Kastama is a former businessman who graduated from Claremont Men’s College and the University of California at Berkeley. He admits that he was “somewhat skeptical, initially, about the relative merits of online education versus the traditional college experience. But I’ve come to see that that was an extremely narrow view.”
His bill has drawn strong and widespread support, including from Washington Governor Christine Gregoire, the superintendent of K-12 education, the state’s Higher Education Coordinating Board, the Washington Economic Development Commission, philanthropic organizations and business groups.
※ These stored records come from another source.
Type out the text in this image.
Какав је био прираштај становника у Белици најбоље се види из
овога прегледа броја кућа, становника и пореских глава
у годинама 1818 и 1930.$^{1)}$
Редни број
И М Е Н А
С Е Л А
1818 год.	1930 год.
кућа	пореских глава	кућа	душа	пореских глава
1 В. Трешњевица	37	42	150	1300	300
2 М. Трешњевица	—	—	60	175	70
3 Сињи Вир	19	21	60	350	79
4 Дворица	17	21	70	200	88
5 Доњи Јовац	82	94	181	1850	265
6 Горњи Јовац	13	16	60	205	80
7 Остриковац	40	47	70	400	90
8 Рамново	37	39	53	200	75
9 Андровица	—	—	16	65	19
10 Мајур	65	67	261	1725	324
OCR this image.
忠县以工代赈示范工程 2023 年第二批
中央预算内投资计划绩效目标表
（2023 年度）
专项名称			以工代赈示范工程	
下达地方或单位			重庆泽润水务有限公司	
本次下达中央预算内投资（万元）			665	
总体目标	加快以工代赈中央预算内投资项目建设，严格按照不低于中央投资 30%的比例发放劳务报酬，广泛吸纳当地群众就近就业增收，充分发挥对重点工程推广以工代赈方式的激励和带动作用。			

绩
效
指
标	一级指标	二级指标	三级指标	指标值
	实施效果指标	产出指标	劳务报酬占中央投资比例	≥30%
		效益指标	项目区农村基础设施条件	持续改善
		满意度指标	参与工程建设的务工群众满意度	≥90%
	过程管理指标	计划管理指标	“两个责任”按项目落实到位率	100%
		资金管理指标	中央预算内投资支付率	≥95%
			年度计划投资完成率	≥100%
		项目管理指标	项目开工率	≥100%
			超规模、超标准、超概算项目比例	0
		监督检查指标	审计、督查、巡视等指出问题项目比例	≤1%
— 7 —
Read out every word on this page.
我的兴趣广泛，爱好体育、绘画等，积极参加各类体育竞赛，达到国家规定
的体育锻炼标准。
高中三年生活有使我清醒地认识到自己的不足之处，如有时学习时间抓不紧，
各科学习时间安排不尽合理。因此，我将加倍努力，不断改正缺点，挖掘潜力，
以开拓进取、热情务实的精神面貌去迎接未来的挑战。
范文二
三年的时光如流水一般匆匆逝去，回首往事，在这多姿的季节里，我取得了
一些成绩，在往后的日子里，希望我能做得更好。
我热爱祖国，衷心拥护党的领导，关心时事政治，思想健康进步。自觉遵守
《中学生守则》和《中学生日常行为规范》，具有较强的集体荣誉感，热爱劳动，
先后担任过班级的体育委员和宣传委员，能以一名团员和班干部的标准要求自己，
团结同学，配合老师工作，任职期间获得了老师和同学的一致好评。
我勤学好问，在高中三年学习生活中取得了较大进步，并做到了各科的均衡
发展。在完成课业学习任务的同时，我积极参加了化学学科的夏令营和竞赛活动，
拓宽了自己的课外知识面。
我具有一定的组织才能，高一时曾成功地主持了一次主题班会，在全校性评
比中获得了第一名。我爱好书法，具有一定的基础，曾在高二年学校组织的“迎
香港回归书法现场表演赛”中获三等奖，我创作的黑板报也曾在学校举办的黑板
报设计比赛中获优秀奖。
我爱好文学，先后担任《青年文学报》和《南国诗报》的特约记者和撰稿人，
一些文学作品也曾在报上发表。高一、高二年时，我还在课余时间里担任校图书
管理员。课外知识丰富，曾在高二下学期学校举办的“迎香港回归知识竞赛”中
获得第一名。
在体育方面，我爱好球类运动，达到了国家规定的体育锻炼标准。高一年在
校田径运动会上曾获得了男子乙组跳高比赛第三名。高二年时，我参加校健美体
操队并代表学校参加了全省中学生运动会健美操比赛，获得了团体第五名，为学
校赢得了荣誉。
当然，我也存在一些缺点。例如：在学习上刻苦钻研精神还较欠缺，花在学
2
The proposal has encountered no opposition among legislators. “I was really surprised, honestly,” Kastama says. “But I think that just shows how much of a priority it is for all of us that our residents have access to higher education.”
Kastama estimates that it will cost about $3 million to launch WGU Washington—and these costs will be picked up by some of the same foundations that helped launch WGU Indiana, including the Bill and Melinda Gates Foundation.
Mendenhall noted that in both Indiana and Washington, traditional colleges and universities have not opposed the state partnerships with WGU.
“Our higher education system has been a leader for so long, and it does its job very well. But its job has never been to educate the workforce,” Mendenhall says. “I think, today, leaders of colleges and universities realize we’re addressing a totally different market. We’re filling the last big hole in our higher education system.”
Suzanne Weiss is a freelance writer in Denver and a frequent contributor to State Legislatures.